Além disso, ele sugeriu um currículo com carga horária e matérias para a formação de psicologistas, indicando que a nota bibliográfica que fez da própria monografia fazia parte "de seu despretensioso esfôrço em prol do desenvolvimento e ampliação do ensino de psicologia no Brasil" (p. 96).

Eliezer Schneider representou, claramente, o que foi o esforço de figuras, que como ele, os denominados psicologistas, contribuíram para a institucionalização da psicologia no Brasil. Em 1949, Schneider teve uma rápida passagem como psicotécnico no ISOP, voltando, posteriormente, a mesma instituição, a convite de Franco Lo Presti Seminério, nos anos de 1970, para fazer parte da pós-graduação (Jacó-Vilela, 2001).

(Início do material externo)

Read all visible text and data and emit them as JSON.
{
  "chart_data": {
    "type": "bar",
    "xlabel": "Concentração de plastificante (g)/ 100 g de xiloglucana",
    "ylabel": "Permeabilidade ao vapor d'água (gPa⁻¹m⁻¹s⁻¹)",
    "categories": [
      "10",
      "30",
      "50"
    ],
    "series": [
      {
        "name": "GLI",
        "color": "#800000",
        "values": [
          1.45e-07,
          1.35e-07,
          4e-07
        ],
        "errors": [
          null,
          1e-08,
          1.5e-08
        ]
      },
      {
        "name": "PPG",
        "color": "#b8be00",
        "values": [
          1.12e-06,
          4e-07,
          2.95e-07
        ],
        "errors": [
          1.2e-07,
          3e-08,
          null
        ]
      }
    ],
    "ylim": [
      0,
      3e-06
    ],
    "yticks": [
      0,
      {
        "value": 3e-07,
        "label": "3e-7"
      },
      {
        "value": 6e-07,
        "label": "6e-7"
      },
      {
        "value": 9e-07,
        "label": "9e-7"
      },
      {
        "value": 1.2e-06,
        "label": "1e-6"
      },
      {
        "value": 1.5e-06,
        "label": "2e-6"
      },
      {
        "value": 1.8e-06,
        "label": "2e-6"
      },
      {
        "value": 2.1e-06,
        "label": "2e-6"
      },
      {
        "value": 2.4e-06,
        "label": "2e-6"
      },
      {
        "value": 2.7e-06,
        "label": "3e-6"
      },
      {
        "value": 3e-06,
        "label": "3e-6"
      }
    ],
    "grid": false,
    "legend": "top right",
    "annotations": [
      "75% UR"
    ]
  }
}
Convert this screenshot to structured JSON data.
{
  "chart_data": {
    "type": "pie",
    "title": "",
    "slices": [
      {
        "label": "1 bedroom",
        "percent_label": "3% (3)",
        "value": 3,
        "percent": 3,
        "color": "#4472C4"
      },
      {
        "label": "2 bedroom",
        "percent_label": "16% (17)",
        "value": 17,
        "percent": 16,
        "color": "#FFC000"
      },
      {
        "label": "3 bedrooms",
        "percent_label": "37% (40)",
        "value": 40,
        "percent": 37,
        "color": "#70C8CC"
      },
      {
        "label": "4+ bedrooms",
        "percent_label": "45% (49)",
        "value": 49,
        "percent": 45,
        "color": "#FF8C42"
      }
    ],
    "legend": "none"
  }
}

Em 1952 foi publicada na ABP uma tradução realizada por Betti Katzenstein e Eliezer Schneider, de um folheto da New York State Psychological Association, intitulado "Princípios éticos para o exercício da psicologia" (New York State Psychological Association, 1952).

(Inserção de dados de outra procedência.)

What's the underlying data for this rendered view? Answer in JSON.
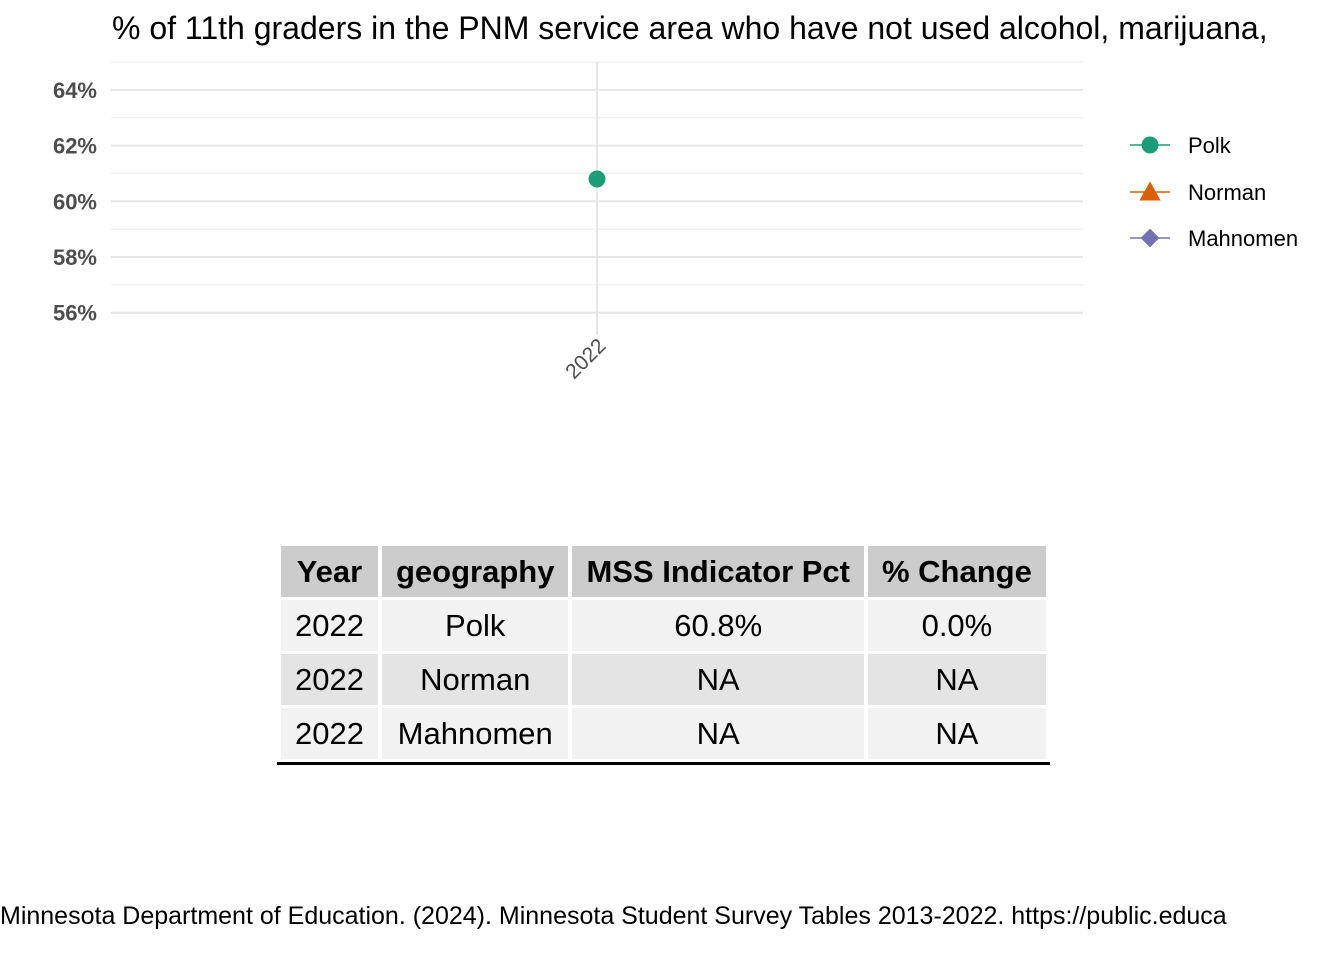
{
  "chart_data": {
    "type": "line",
    "title": "% of 11th graders in the PNM service area who have not used alcohol, marijuana,",
    "xlabel": "",
    "ylabel": "",
    "x": [
      "2022"
    ],
    "ylim": [
      55.2,
      65.0
    ],
    "yticks": [
      56,
      58,
      60,
      62,
      64
    ],
    "ytick_labels": [
      "56%",
      "58%",
      "60%",
      "62%",
      "64%"
    ],
    "grid": true,
    "legend_position": "right",
    "series": [
      {
        "name": "Polk",
        "values": [
          60.8
        ],
        "color": "#1b9e77",
        "marker": "circle"
      },
      {
        "name": "Norman",
        "values": [
          null
        ],
        "color": "#d95f02",
        "marker": "triangle"
      },
      {
        "name": "Mahnomen",
        "values": [
          null
        ],
        "color": "#7570b3",
        "marker": "diamond"
      }
    ]
  },
  "table": {
    "headers": [
      "Year",
      "geography",
      "MSS Indicator Pct",
      "% Change"
    ],
    "rows": [
      [
        "2022",
        "Polk",
        "60.8%",
        "0.0%"
      ],
      [
        "2022",
        "Norman",
        "NA",
        "NA"
      ],
      [
        "2022",
        "Mahnomen",
        "NA",
        "NA"
      ]
    ]
  },
  "caption": "Minnesota Department of Education. (2024). Minnesota Student Survey Tables 2013-2022. https://public.educa"
}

Amendola (2014, p. 665) afirmou que foi produzido entre 1966-1967, o que seria uma primeira organização de um código de ética, sendo chamado de "Código de Ética dos Psicólogos Brasileiros" e este teria sido proposto por Oswaldo de Barros Santos, e "se referia a um conjunto de normas de ética profissional para psicólogos publicado pela New York State Psychological Association". Este texto foi baseado na tradução supracitada realizada por Betti Katzenstein e Eliezer Schneider e publicado na ABP em 1952.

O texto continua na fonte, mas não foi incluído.